My chest is still really painful. I am surprised it is lasting this long, but I’m hoping to be back to normal in a couple days. The lymphedema therapists taped my chest and back hoping to help my pain levels. I am not sure at this point if it’s making a difference, but hopefully it is. The pain from the fills is usually mostly in my ribs but this time my back is super sore and I am having pain in my chest too. At first I thought I was getting some feeling back in my breasts since that really seemed to be where the pain was coming from, but I am definitely still totally numb. I think it must be the pressure on the ribs and the deep muscle that I’m feeling, but it’s strange. Also, it turns out that I shouldn’t have gotten that fill because my numbers are still way too low for it. Whoops. Luckily the needle marks seems to be healing just fine.

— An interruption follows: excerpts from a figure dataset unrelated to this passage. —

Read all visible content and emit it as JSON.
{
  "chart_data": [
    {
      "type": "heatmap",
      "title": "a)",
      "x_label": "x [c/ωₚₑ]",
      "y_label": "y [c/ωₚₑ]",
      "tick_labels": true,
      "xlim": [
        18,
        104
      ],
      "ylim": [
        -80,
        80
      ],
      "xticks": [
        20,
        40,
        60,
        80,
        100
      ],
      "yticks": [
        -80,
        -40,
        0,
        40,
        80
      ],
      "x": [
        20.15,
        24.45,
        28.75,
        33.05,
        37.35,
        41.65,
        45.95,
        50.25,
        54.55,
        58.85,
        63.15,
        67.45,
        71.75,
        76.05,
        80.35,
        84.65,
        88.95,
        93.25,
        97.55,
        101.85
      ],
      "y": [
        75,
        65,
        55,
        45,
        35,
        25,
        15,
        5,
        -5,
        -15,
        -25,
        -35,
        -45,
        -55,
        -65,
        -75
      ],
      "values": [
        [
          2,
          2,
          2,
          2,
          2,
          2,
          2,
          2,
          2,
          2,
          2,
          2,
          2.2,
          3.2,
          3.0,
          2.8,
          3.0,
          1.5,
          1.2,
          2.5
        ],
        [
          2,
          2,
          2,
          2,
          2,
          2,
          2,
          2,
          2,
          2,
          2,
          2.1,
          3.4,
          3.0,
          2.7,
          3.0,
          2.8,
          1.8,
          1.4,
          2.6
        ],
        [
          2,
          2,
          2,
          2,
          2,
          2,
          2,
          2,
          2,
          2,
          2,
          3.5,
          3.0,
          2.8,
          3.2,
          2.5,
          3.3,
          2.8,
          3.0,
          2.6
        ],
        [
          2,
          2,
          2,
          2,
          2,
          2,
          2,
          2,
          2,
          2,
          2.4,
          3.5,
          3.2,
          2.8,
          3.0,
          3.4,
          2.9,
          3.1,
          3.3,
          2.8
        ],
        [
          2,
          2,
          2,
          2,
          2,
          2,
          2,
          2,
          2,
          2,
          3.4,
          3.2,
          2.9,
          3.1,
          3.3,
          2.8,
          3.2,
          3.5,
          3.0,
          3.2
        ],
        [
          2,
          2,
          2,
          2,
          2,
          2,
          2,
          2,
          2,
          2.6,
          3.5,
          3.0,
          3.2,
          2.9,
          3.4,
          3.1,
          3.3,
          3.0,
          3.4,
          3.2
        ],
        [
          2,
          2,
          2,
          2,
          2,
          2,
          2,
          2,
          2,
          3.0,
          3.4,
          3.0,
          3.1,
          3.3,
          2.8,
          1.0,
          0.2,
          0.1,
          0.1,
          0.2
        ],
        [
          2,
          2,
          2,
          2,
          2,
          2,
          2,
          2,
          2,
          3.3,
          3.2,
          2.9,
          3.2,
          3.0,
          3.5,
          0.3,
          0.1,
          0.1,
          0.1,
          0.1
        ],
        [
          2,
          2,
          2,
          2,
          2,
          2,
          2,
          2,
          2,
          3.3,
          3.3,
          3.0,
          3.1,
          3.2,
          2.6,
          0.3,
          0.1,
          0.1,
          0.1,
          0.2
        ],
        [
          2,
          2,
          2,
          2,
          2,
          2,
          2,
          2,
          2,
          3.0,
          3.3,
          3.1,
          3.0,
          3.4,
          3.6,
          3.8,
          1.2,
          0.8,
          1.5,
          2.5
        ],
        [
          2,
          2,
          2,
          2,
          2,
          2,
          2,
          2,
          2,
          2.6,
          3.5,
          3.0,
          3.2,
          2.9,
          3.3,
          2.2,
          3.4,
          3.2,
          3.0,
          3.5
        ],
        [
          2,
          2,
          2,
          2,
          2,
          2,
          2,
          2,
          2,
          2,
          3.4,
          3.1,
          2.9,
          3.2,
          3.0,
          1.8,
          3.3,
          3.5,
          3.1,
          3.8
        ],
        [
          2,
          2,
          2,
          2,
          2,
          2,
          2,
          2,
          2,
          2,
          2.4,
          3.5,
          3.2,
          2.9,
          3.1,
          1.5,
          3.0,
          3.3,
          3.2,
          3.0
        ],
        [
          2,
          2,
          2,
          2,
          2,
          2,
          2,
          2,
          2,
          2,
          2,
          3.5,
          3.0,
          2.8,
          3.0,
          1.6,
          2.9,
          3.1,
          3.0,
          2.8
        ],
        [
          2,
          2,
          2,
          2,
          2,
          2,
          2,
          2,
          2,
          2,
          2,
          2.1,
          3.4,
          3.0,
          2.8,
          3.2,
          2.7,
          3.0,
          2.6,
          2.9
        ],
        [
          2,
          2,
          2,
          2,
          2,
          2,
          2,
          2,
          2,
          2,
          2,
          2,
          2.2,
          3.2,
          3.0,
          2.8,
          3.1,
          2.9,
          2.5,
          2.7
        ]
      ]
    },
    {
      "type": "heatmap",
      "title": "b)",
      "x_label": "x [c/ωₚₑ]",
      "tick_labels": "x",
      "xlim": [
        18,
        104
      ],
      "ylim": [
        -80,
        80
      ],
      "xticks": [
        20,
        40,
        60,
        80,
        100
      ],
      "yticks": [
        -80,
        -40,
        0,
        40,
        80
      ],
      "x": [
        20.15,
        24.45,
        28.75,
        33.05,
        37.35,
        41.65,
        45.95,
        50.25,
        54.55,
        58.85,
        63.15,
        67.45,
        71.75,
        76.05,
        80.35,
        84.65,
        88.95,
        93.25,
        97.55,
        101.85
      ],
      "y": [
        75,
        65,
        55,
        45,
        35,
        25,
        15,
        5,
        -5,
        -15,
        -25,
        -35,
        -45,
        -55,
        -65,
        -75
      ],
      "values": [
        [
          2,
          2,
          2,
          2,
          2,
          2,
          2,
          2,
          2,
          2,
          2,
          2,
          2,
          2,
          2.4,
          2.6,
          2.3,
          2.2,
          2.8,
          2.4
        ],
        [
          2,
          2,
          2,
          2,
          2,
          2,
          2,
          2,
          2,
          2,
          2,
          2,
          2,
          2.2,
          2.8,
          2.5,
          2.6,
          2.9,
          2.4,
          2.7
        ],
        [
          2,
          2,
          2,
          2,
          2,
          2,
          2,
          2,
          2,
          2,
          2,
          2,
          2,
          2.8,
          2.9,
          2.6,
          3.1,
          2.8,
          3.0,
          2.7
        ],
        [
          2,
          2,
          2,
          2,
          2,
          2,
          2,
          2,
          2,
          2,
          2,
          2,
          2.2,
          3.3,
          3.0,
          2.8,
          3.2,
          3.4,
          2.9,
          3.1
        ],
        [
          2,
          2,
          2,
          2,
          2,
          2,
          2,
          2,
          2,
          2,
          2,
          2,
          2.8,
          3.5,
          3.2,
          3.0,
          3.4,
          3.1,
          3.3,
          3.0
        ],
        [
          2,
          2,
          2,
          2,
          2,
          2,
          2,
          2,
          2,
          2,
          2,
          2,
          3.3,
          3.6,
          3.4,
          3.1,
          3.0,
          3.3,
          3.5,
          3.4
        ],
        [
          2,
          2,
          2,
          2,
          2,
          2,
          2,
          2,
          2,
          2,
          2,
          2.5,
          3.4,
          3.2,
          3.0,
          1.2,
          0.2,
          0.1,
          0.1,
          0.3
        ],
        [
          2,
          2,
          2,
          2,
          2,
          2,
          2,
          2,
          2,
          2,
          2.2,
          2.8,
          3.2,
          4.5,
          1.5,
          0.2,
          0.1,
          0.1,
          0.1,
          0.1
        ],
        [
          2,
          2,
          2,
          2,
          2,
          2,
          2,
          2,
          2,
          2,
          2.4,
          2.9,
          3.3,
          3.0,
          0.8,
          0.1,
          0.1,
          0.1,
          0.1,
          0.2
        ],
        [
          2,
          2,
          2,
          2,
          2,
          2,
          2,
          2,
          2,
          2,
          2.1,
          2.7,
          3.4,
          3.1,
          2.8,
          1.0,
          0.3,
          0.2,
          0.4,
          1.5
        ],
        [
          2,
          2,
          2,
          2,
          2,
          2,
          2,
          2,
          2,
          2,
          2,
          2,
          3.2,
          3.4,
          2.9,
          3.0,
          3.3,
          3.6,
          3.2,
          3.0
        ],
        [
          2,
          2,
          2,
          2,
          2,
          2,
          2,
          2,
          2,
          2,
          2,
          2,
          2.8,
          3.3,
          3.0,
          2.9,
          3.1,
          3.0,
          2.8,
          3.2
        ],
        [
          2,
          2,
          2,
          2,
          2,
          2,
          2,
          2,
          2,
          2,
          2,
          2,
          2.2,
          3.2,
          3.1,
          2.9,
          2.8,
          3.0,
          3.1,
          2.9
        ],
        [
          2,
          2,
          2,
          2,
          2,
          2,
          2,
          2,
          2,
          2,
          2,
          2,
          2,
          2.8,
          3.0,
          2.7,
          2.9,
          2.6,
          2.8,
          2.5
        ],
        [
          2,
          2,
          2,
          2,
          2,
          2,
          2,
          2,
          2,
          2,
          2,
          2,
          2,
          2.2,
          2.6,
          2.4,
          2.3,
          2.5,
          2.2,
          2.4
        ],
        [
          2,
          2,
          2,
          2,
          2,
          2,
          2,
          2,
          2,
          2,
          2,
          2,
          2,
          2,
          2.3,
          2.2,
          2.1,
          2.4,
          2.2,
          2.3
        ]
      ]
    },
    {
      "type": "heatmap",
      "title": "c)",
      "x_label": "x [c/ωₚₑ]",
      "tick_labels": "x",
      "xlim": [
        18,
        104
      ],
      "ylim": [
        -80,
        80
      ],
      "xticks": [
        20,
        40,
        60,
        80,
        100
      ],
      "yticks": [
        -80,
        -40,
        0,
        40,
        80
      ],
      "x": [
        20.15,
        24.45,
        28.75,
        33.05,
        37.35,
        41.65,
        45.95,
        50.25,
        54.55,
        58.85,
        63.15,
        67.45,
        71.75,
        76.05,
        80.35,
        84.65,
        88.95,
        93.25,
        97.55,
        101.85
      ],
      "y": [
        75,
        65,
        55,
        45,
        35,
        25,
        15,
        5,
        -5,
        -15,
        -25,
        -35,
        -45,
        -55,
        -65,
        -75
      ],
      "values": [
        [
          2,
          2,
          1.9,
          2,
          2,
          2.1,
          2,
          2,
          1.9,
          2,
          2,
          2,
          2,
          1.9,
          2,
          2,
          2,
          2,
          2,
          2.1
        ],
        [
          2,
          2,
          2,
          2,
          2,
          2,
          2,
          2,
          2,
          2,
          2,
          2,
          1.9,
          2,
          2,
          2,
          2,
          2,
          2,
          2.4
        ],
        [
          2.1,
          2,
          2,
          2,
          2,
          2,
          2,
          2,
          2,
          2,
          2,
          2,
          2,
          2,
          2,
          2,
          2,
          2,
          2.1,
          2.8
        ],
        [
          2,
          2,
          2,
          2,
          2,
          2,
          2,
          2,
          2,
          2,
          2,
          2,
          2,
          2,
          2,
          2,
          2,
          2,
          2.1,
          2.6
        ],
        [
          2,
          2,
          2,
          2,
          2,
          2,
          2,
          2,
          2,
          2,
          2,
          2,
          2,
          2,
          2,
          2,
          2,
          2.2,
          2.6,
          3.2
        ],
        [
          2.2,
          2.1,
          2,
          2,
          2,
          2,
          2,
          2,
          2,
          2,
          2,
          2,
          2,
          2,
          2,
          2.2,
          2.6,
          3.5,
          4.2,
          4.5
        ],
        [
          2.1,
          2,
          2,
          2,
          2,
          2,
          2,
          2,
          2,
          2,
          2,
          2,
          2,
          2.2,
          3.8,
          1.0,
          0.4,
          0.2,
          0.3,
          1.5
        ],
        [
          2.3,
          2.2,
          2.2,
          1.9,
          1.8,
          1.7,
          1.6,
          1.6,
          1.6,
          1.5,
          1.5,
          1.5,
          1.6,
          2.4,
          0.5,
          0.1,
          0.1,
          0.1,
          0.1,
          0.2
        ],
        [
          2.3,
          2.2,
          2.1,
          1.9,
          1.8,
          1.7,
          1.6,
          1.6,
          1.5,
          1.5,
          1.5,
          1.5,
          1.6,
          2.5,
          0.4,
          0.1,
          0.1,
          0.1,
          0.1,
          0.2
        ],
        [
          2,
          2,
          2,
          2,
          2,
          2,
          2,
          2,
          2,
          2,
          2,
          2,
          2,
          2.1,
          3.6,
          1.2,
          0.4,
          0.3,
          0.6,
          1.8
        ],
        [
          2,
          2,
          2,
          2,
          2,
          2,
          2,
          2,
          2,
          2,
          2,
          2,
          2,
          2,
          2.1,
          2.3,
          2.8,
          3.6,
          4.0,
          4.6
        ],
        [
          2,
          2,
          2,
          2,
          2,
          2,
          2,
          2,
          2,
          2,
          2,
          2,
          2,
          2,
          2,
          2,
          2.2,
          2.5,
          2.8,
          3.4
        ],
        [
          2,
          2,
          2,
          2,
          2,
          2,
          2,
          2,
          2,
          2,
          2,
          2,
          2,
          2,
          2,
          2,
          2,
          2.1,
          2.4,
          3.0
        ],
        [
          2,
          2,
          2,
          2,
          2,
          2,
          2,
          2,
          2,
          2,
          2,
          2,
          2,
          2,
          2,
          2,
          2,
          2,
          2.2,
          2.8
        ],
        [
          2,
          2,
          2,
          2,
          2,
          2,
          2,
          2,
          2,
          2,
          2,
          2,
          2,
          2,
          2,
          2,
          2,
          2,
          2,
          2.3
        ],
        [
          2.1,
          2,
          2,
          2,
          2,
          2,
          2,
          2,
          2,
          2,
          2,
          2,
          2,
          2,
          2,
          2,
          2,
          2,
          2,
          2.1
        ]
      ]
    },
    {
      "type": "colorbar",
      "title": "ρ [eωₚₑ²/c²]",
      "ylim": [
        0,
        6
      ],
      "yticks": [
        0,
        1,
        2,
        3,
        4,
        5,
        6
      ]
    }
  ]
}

We are getting snow tonight and forecasted to have it all day tomorrow. This will delay my parents leaving for Reno by another day so Evelyn will be home tomorrow night. I started thinking last night that she’ll be doing new things the next time I see her. I hate to miss anything but I’m sure when I’m throwing up from the chemo I will be really, really thankful for the break. I’m sure she will be surprised (super-prized as she says) to see me in Reno so that will be fun.